Au départ le mouvement ne se caractérise pas particulièrement par des actes de violence. C’est d’abord une crise de société qui va même menacer le régime politique français arrivé à bout de souffle dès 1965.La crise française illustre bien une crise des sociétés industrielles à l’âge de la croissance. Le mouvement étudiant débute à Nanterre, une ville où le contraste entre les riches et les pauvres est flagrant puisque des bâtiments neufs ont été bâtis au milieu d’un bidonville. Le mouvement est mené par un jeune étudiant Daniel Cohn Bendit .Le soulèvement étudiant prône une justice sociale, une lutte contre la société capitaliste dont la croissance économique ne fait qu’accroitre les injustices. L’université est le point de départ pour une révolution plus globale qui mettra à terre la société capitaliste. Le mouvement devient peu à peu violent avec des affrontements entre la police et les étudiants .Dans ces émeutes, on érige des barrages, des véhicules sont incendiés, des manifestants sont blessés .Un climat révolutionnaire s’est installé en France .Le mouvement s’étendra au milieu ouvrier avec son lot de revendications pour une amélioration des conditions de travail .Finalement, les accords de Grenelle concèderont aux ouvriers une augmentation de salaire et une réduction du temps de travail .Mais De Gaulle ,alors au pouvoir, ne sera jamais parvenu à comprendre les revendications des étudiants .Il va ainsi perdre une partie de sa crédibilité en tant que président .Après avoir été désavoué lors d’un référendum, De Gaulle donnera sa démission en 1969.Donc, les contestations venues des étudiants ont pris progressivement des formes violentes mais elles ont abouti à quelques avancées et bouleversements politiques.

En Allemagne de l’ouest à partir de 1965, des contestations sont apparues suite à un manque de réformes économiques et sociales. L’extrême droite va en profiter pour étendre son influence alors que dans le même temps le terrorisme urbain se développe par la bande à Bader.

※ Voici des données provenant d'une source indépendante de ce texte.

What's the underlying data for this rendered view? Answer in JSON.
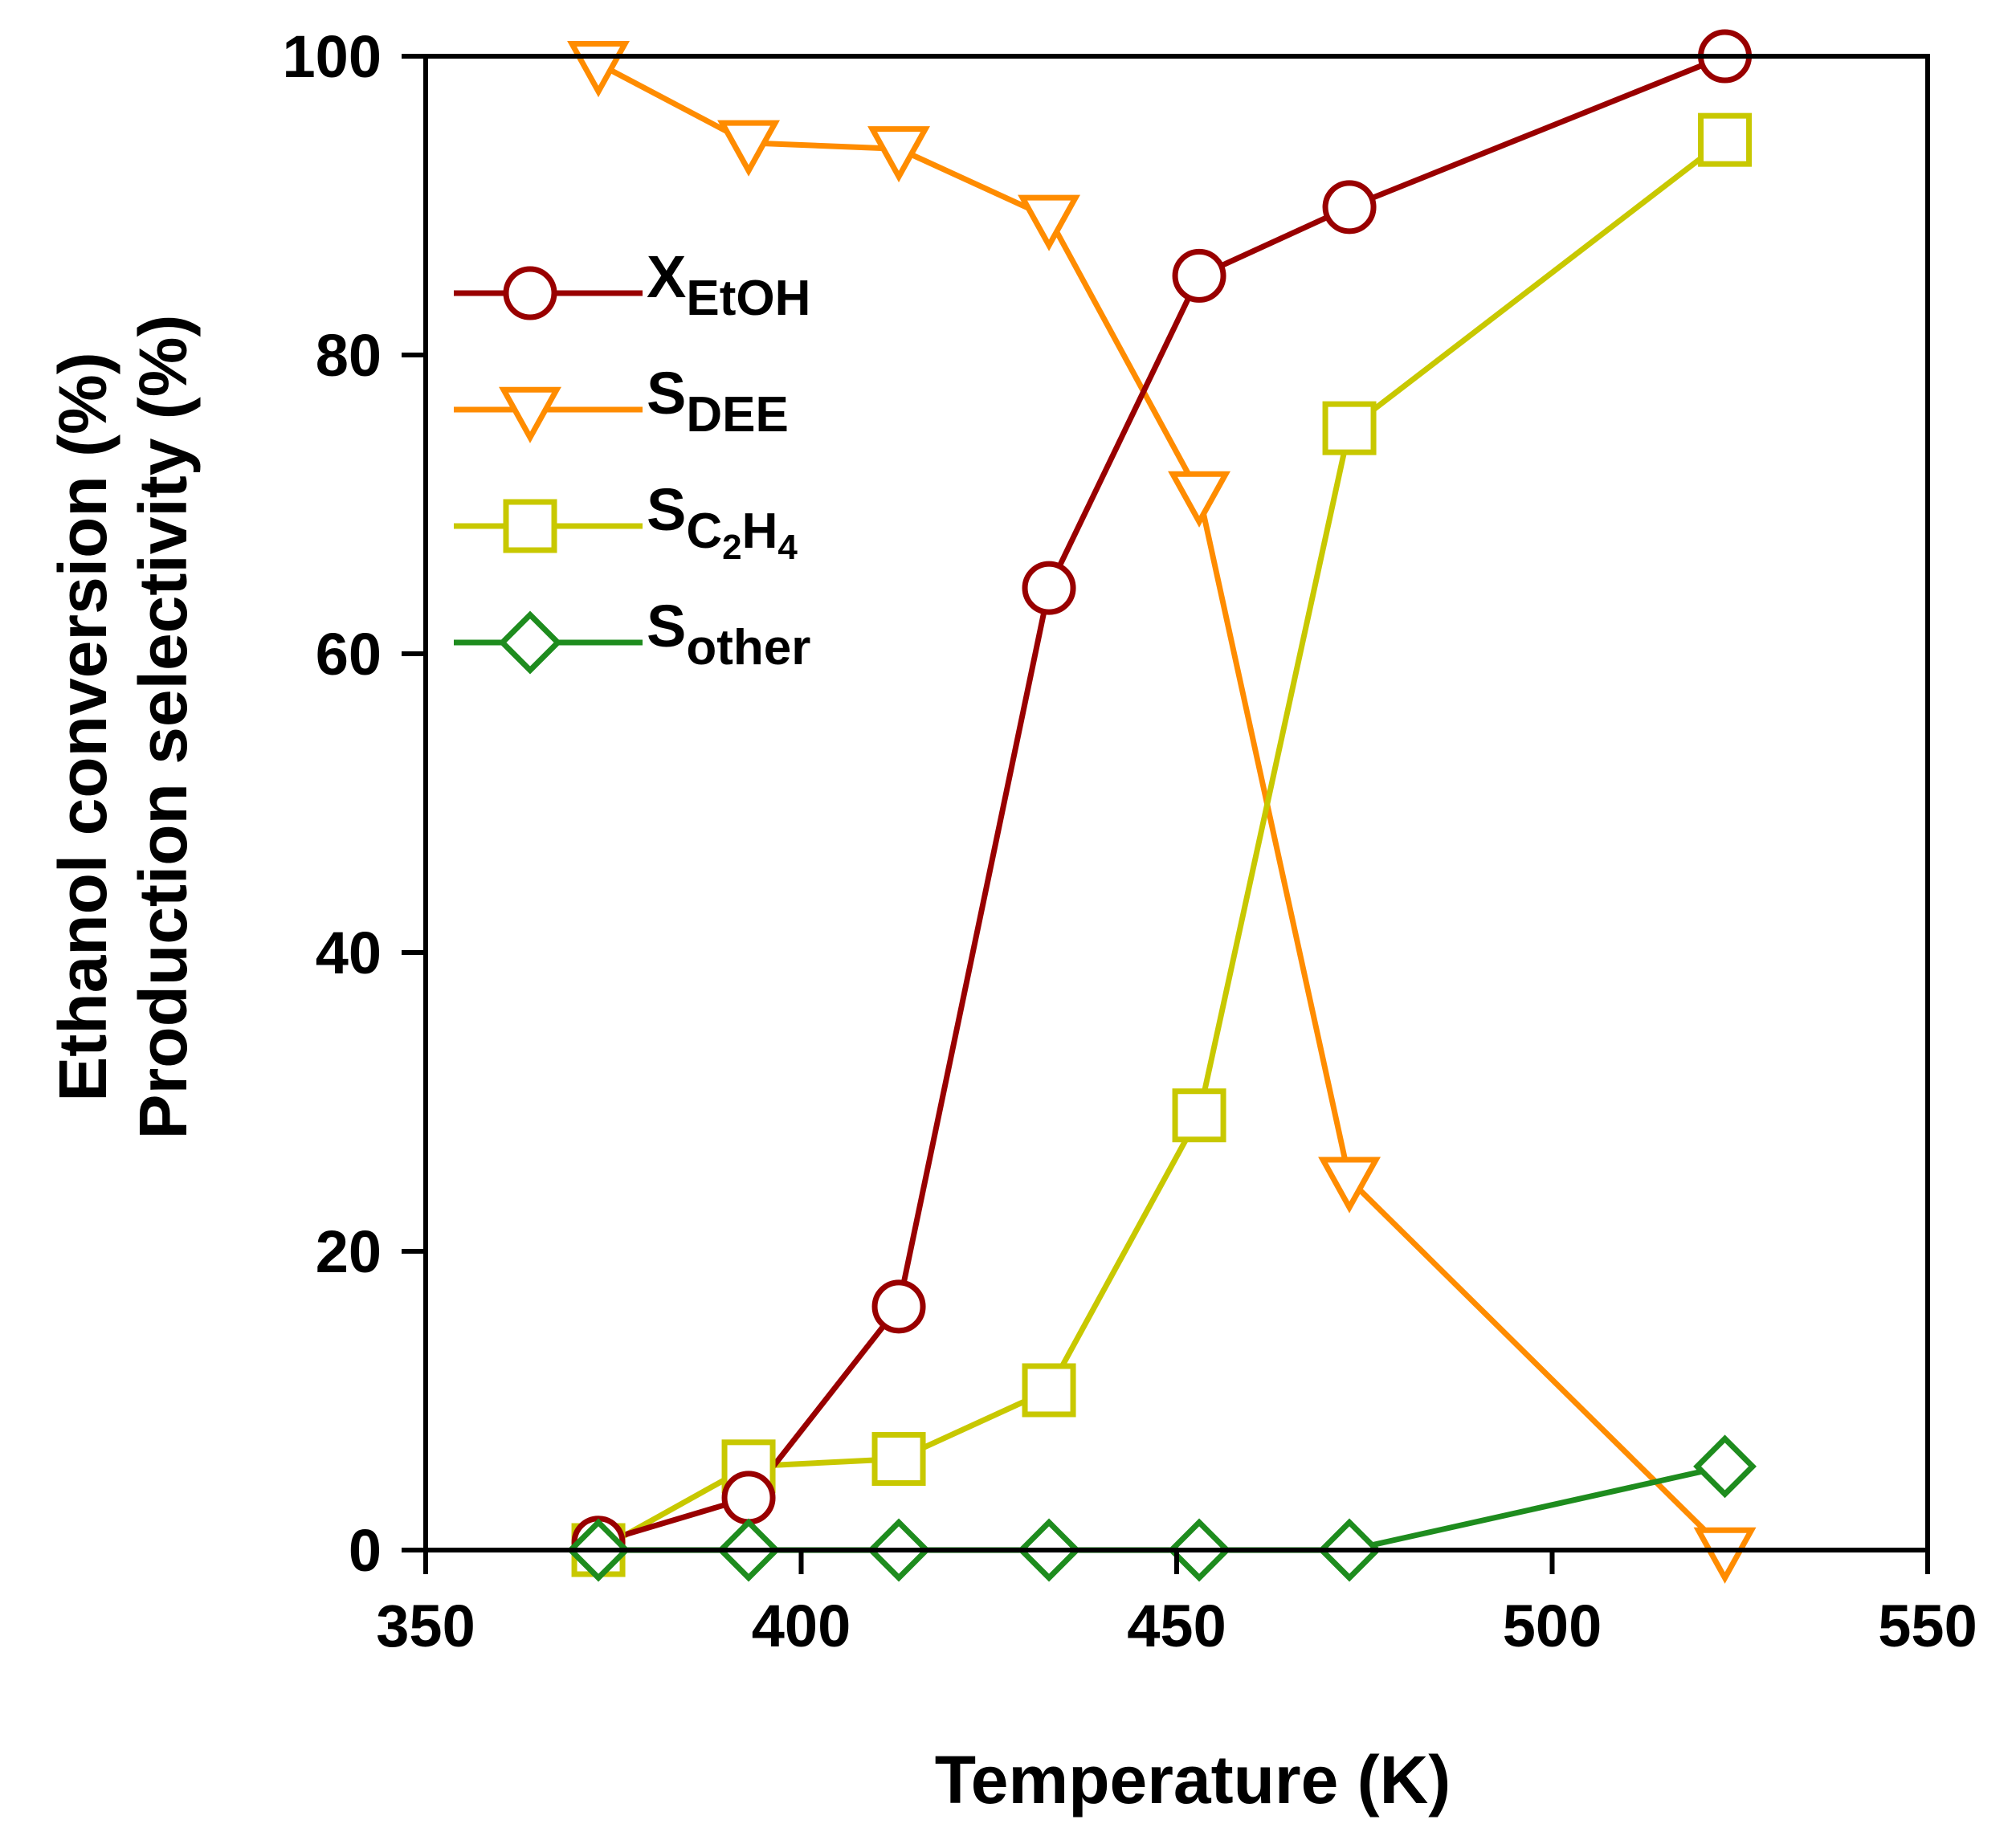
{
  "chart_data": {
    "type": "line",
    "title": "",
    "xlabel": "Temperature (K)",
    "ylabel": [
      "Ethanol conversion (%)",
      "Production selectivity (%)"
    ],
    "xlim": [
      350,
      550
    ],
    "ylim": [
      0,
      100
    ],
    "xticks": [
      "350",
      "400",
      "450",
      "500",
      "550"
    ],
    "yticks": [
      "0",
      "20",
      "40",
      "60",
      "80",
      "100"
    ],
    "x": [
      373,
      393,
      413,
      433,
      453,
      473,
      523
    ],
    "legend_position": "upper-left",
    "series": [
      {
        "name": "XEtOH",
        "label_main": "X",
        "label_sub": "EtOH",
        "marker": "circle",
        "color": "#990000",
        "values": [
          0.5,
          3.5,
          16.3,
          64.4,
          85.3,
          89.9,
          100
        ]
      },
      {
        "name": "SDEE",
        "label_main": "S",
        "label_sub": "DEE",
        "marker": "triangle-down",
        "color": "#FF8C00",
        "values": [
          99.5,
          94.2,
          93.8,
          89.2,
          70.7,
          24.8,
          0
        ]
      },
      {
        "name": "SC2H4",
        "label_main": "S",
        "label_sub": "C",
        "label_sub2": "2",
        "label_sub3": "H",
        "label_sub4": "4",
        "marker": "square",
        "color": "#C8C800",
        "values": [
          0,
          5.6,
          6.1,
          10.7,
          29.1,
          75.1,
          94.4
        ]
      },
      {
        "name": "Sother",
        "label_main": "S",
        "label_sub": "other",
        "marker": "diamond",
        "color": "#1E8C1E",
        "values": [
          0,
          0,
          0,
          0,
          0,
          0,
          5.6
        ]
      }
    ]
  }
}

En Italie, la forte croissance économique (on parle de miracle italien) ne touche pas l’ensemble du pays. Ainsi le sud du pays, le Mezzogiorno, est en retard .Dans ce contexte , les premières revendications apparaissent à la fin des années 60.Des grèves ont lieu dans un climat politique agité (le Mai rampant italien). Mais le malaise politique doublé d’une crise sociale va conduire à de violents attentats à Rome et à Milan menés par les brigades rouges (des partis extrémistes).

Donc dans les pays développés, la croissance économique est critiquée en tant que facteur multiplicateur des inégalités d’autant que l’on commence à prendre conscience des premiers effets de la croissance économique sur l’environnement .Ainsi au début des années 60 des ONG écologiques tel que Greenpeace montent en puissance.

Conclusion :

Du fait des dérèglements dont elle est victime, la croissance des années 1960-1970 doit faire face à de nombreuses critiques autant sur le plan social, politique, qu'économique. Ces nombreuses revendications ont de forts impacts dans les sociétés occidentales, comme en France où les manifestations de Mai 1968 ont changé les esprits et permis à la jeunesse de profiter d'un gouvernement moins conformiste et plus à son écoute.

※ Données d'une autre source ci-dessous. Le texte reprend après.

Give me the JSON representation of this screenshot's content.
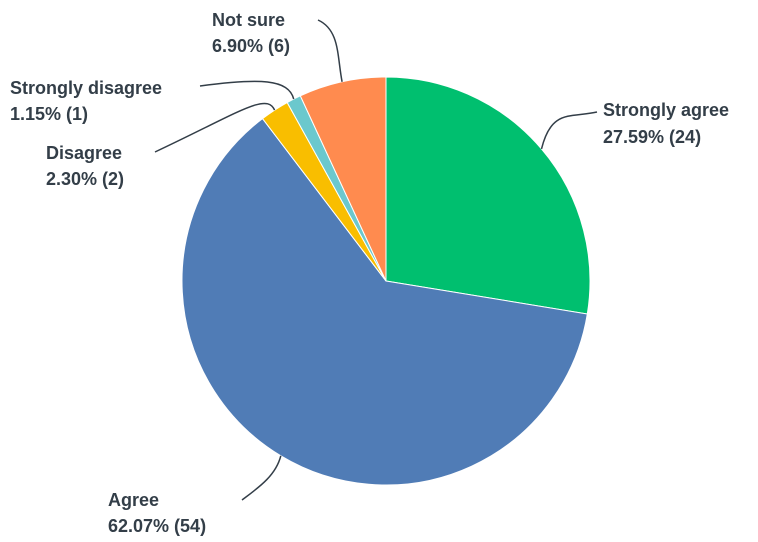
{
  "chart_data": {
    "type": "pie",
    "title": "",
    "slices": [
      {
        "label": "Strongly agree",
        "percent_text": "27.59% (24)",
        "percent": 27.59,
        "count": 24,
        "color": "#00bf6f"
      },
      {
        "label": "Agree",
        "percent_text": "62.07% (54)",
        "percent": 62.07,
        "count": 54,
        "color": "#507cb6"
      },
      {
        "label": "Disagree",
        "percent_text": "2.30% (2)",
        "percent": 2.3,
        "count": 2,
        "color": "#f9be00"
      },
      {
        "label": "Strongly disagree",
        "percent_text": "1.15% (1)",
        "percent": 1.15,
        "count": 1,
        "color": "#6bc8cd"
      },
      {
        "label": "Not sure",
        "percent_text": "6.90% (6)",
        "percent": 6.9,
        "count": 6,
        "color": "#ff8b4f"
      }
    ],
    "legend": "none",
    "start": "top, clockwise"
  }
}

Finalement la crise touche les pays de l'OCDE qui connaissent une forte instabilité économique (fin du système de Bretton Woods en 1976 à Kingston en Jamaïque, stagflation, chocs pétroliers,...).

De plus on prend pour la première fois conscience des impacts que cette croissance fordiste a sur l'environnement, on tente donc d'y remédier, d'y apporter des solutions comme a tenté de le faire le Club de Rome avec le rapport Meadows qui propose la croissance zéro.